Und wenn sie nicht gestorben sind...

Im Grimmwelt-Museum Kassel

Das Coolste in der Grimmwelt, meinten die Jungen, war das Schimpfwortrohr. Du musst etwas Unhöfliches wie „Dulli!“ hineinrufen und dann kommt etwas anderes aus der Zeit der Brüder Grimm zurück, wie „Stinkstiefel“.

Ein Vormittag im neuen Grimmmuseum Kassel, der „Grimmwelt“. Das hatten sich die Klassen 6c2 und 6b2 am 14. Januar 2016 vorgenommen. Sie fuhren mit ihren Klassenlehrern Annika Schröder und Thorsten Hesse im Bus nach Kassel, gespannt auf die berühmten Grimmmärchen und das dicke deutsche Wörterbuch, das die Brüder nur bis zum Buchstaben „F“ fertiggestellt hatten.
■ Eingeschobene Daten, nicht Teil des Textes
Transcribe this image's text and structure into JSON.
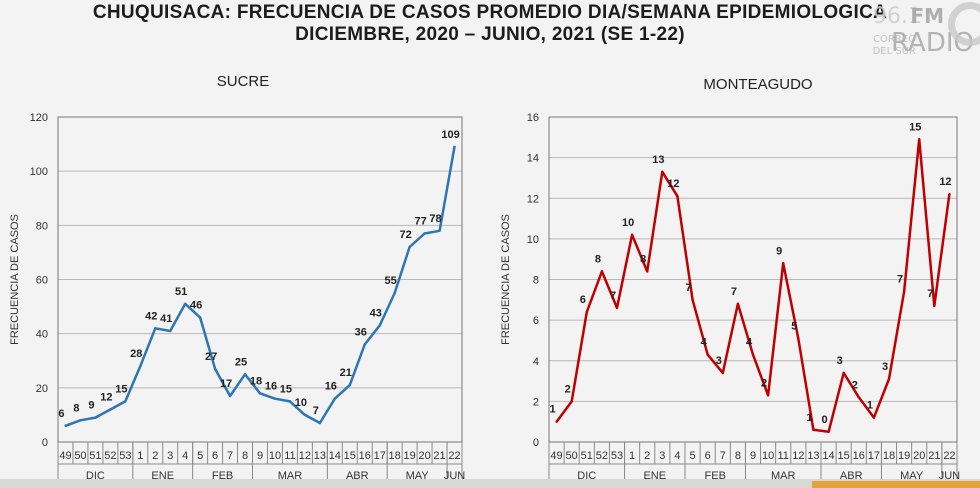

„Now watch me whip, watch me nae nae. Now watch me whip whip…” Wir sitzen im Bus und es ist total gemütlich, alle sind locker drauf. „Ein Hoch auf unseren Busfahrer“, kreischt Karl. „Es wäre einfacher, wenn ihr die Rucksäcke im Bus lasst“, tönt die Stimme von Herrn Hesse grad‘ durch das nicht funktionierende Mikrofon vorne im Bus. Und als wir aus dem Fenster schauen, bemerken wir, dass wir angekommen sind.
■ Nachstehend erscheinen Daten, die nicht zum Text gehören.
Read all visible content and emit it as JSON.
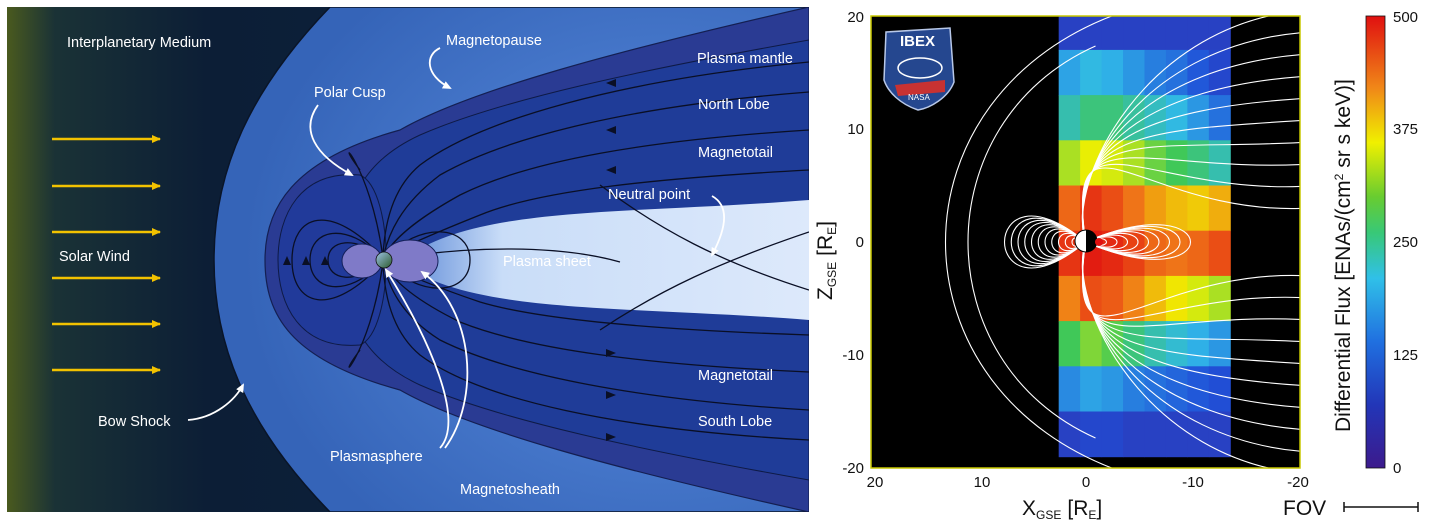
{
  "diagram": {
    "labels": {
      "interplanetary_medium": "Interplanetary Medium",
      "magnetopause": "Magnetopause",
      "plasma_mantle": "Plasma mantle",
      "polar_cusp": "Polar Cusp",
      "north_lobe": "North Lobe",
      "magnetotail_top": "Magnetotail",
      "neutral_point": "Neutral point",
      "solar_wind": "Solar Wind",
      "plasma_sheet": "Plasma sheet",
      "magnetotail_bottom": "Magnetotail",
      "south_lobe": "South Lobe",
      "bow_shock": "Bow Shock",
      "plasmasphere": "Plasmasphere",
      "magnetosheath": "Magnetosheath"
    },
    "colors": {
      "solar_wind_arrow": "#f2c200",
      "space_dark": "#0c1e36",
      "sheath": "#3f70c8",
      "magnetosphere": "#22429a",
      "plasma_sheet": "#cfe2fb"
    }
  },
  "plot": {
    "y_ticks": [
      "20",
      "10",
      "0",
      "-10",
      "-20"
    ],
    "x_ticks": [
      "20",
      "10",
      "0",
      "-10",
      "-20"
    ],
    "y_axis_label_main": "Z",
    "y_axis_label_sub": "GSE",
    "y_axis_unit": "[R",
    "y_axis_unit_sub": "E",
    "y_axis_unit_close": "]",
    "x_axis_label_main": "X",
    "x_axis_label_sub": "GSE",
    "x_axis_unit": "[R",
    "x_axis_unit_sub": "E",
    "x_axis_unit_close": "]",
    "colorbar_label_part1": "Differential Flux [ENAs/(cm",
    "colorbar_label_sup": "2",
    "colorbar_label_part2": " sr s keV)]",
    "colorbar_ticks": [
      "500",
      "375",
      "250",
      "125",
      "0"
    ],
    "fov_label": "FOV",
    "logo_text": "NASA",
    "logo_title": "IBEX"
  },
  "chart_data": {
    "type": "heatmap",
    "xlabel": "XGSE [RE]",
    "ylabel": "ZGSE [RE]",
    "xlim": [
      20,
      -20
    ],
    "ylim": [
      -20,
      20
    ],
    "x_ticks": [
      20,
      10,
      0,
      -10,
      -20
    ],
    "y_ticks": [
      20,
      10,
      0,
      -10,
      -20
    ],
    "colorbar": {
      "label": "Differential Flux [ENAs/(cm2 sr s keV)]",
      "range": [
        0,
        500
      ],
      "ticks": [
        0,
        125,
        250,
        375,
        500
      ],
      "colormap": [
        "#3c1a8c",
        "#2050d8",
        "#30b8e8",
        "#40c858",
        "#f0f000",
        "#f07818",
        "#e01010"
      ]
    },
    "data_columns_x": [
      1.5,
      -0.5,
      -2.5,
      -4.5,
      -6.5,
      -8.5,
      -10.5,
      -12.5
    ],
    "data_rows_z": [
      19,
      15,
      11,
      7,
      3,
      -1,
      -5,
      -9,
      -13,
      -17
    ],
    "values": [
      [
        60,
        60,
        60,
        60,
        60,
        60,
        60,
        60
      ],
      [
        150,
        170,
        160,
        140,
        120,
        110,
        90,
        70
      ],
      [
        200,
        230,
        230,
        210,
        190,
        170,
        140,
        110
      ],
      [
        300,
        330,
        320,
        300,
        270,
        250,
        230,
        200
      ],
      [
        430,
        470,
        450,
        420,
        390,
        370,
        360,
        380
      ],
      [
        470,
        490,
        480,
        460,
        430,
        420,
        430,
        450
      ],
      [
        410,
        450,
        440,
        410,
        370,
        340,
        320,
        300
      ],
      [
        250,
        280,
        260,
        230,
        200,
        180,
        160,
        140
      ],
      [
        130,
        150,
        140,
        120,
        110,
        100,
        90,
        80
      ],
      [
        60,
        70,
        70,
        60,
        60,
        60,
        60,
        60
      ]
    ]
  }
}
Wir Mädchen fanden übrigens das „Spieglein an der Wand“ am besten. Du musst „Spieglein, Spieglein an der Wand, wer ist die Schönste im ganzen Land?“ rufen, dann erscheint ein Kurzfilm mit ganz vielen Leuten, die sich alle nur darum streiten, wer der oder die Schönste ist. Am Schluss erkennen sie dich und sagen, dass du es bist. Doch dann sagt der Spiegel: „Du bist schön, aber Schneewittchen ist tausendmal schöner als du.“ Die meisten sahen sich auch den Märchenfilm-Mix im Märchenkino an, wieder andere verirrten sich im Märchenwald oder wurden im Rotkäppchenhaus vom Wolf gefressen. Zum Schluss wären wir dann beinahe nur noch zu zehnt gewesen, weil alle eingeschlafen waren, gefressen worden waren oder sich verirrt hatten. Und irgendwann, als alle wieder den richtigen Weg gefunden hatten, von einem langen Dornröschenschlaf wachgeküsst oder aus dem Wolf herausgeschnitten worden waren, haben wir uns im Foyer wiedergefunden.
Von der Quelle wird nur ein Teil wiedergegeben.